© St. Petersburg Times, published February 14, 2002
I have a crush.
Not a 5 mph speed bump crush. It's more of the Mount Kilimanjaro variety. The kind of thing that rocks my world, making me actually care about my hair.
And it's perfectly clear that this guy's going to call any day -- no, any hour now. He really is. Really.
Trust me, he's interested. After 2-million years of evolution, women can discern a predatory glance, no matter how subtle.
Except it's been three months since I met him, and he's not calling. Four times we've bumped into each other, and still he's not calling.
This much I know: I refuse to make the first move.
This much I don't know: Whether I'm right.
To call or not to call? Shakespearean it ain't. But ultimately, the quandary underscores the complicated and changing ways the sexes relate, connect and, yes, fail.
What's at stake in a phone call? Only, possibly, undying happiness. If we singles can figure this one out, great things await us. Think Valentine's Day 2003 through, say, Valentine's Day 2033.
The thing is, I am convinced that our postmodern ethos is constantly at odds with our primordial instincts. What it all boils down to is that a man is hard-wired to chase.
Even if that chase is something as dumb as being forced to admit his romantic interest in a woman, worry about calling her, worry more about not calling, shuffle to the phone, sweat mildly as he dials, swallow hard on the second ring and, with the subconscious image of spearing a wild boar in his small head, muster the courage to ask, "Will you have dinner with me?"
My theory is, if a woman makes the first overture and hoists a guy over that initial threshold, he won't think of a date as a real date. It becomes an arrangement. And arrangements are great -- if you're asking your neighbor to get the mail while you're gone.
So I'm doing us both a favor by refusing to do anything more than turn up the ringer volume on my cell phone.
Still no call. Is my cell battery dead? Or could I possibly be wrong? I consult the experts.
The Rev. Ed Lamp, St. Peter Claver Catholic Church in Tampa: "Go for it, honey, go for it!"

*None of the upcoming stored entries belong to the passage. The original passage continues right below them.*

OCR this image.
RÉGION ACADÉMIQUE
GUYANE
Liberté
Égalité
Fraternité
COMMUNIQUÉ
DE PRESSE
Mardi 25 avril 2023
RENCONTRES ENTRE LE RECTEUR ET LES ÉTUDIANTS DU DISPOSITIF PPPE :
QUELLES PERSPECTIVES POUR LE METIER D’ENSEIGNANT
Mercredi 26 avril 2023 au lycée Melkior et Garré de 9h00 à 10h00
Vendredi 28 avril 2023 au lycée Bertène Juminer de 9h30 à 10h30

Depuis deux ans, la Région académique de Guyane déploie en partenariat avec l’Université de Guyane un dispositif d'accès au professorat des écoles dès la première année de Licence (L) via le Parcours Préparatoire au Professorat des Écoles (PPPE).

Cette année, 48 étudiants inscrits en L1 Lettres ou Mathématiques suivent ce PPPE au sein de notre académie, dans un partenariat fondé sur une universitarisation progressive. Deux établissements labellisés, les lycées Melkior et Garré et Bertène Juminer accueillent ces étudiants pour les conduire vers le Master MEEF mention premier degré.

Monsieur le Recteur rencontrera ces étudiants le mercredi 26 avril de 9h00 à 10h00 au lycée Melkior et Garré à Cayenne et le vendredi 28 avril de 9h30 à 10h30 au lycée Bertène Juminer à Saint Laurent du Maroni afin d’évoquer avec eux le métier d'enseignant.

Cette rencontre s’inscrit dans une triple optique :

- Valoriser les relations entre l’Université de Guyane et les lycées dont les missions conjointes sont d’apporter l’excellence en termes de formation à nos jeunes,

Rabbi Joel Wasser, Congregation Kol Ami: "I wouldn't lose sight of the fact that God only helps those who help themselves."
Dr. Michael Johnson, associate professor of psychiatry at the University of Florida: "There's no right answer."
Jennifer Hackshaw, general curator for the Lowry Park Zoo: "Female chimps go into estrus, similar to what human females do. They have periods of when they're receptive to mating. It's evident by a swelling of a pad on their backside, and when that is at its peak, that's a signal to the male the female is receptive."
So the female gives the come-hither signal, and the male makes the moves. That sounds like a wash.
"No flowers are presented," Hackshaw reminded. "No Valentine's cards."
Sheesh. Glad I'm not an ape.
"You are an ape, dear."
Mindy Murphy, president of the Junior League of Tampa: "In theory, in our liberated society, I don't see why the woman couldn't be the first one to call."
Psychic Visions by Rachael, in Tampa: "I feel that (the guy) is hurt. For some reason, the spirits are showing me you have to call him."
How could so many smart people know so little about the dynamics of human mating rituals?
Fifty years ago, you wouldn't be reading this article because there would be no dilemma. Women were called ladies (dreadful). And ladies didn't call, period. Thirty years ago, you wouldn't be reading this because there would still be no dilemma. Women, defiantly renamed womyn, felt that being aggressive was a necessary strike against the patriarchy.
Today, feminism has come of age, blessing my generation with a certain behavioral freedom. With little left to prove, we are individuals, not women stuck in some submissive mold, nor pawns in some collective grrrl power.
Refusing to call this guy is no throwback to tradition. It's not a chapter from that disastrous book The Rules. It's an expression of my feminist bent. I get to play the game and write my own rules. Call it The Roles.
Now, he just needs to play his role.
After all, gender chaos I'm just not game for. Say I dial his number. Say he agrees to dinner. Should I drive over and pick him up? Insist he order first? Walk him to his door afterward?!
Forget sotto voce seduction. I'd need to practice my baritone.
So what if I'm stubborn? My phone will be ringing any minute now.
Right, Mom?
"All the speculation in the world isn't going to make a difference . . . if you never talk to him," says my mother, an old-school feminist warrior. "And if you call and it doesn't work, who wants to be with someone who is scared away by who you are and your forthrightness?
"I think that you should call."
I never called.
But he did.
A few days ago, we sat across from each other over a downtown lunch, not our first.
What if I'd been the one to call?
"I don't know how it would have turned out," he said. "My interest was unresolved for me until I decided to call you. So I may have taken the relationship less seriously if I didn't have to commit my thought process to it."
So my theory stands, eh?
Well, no, he says.
"I had to make sure other things were shut down first," he says mysteriously. "I just wanted to give you my full attention."
Hmmm. I'll call him tonight for more details.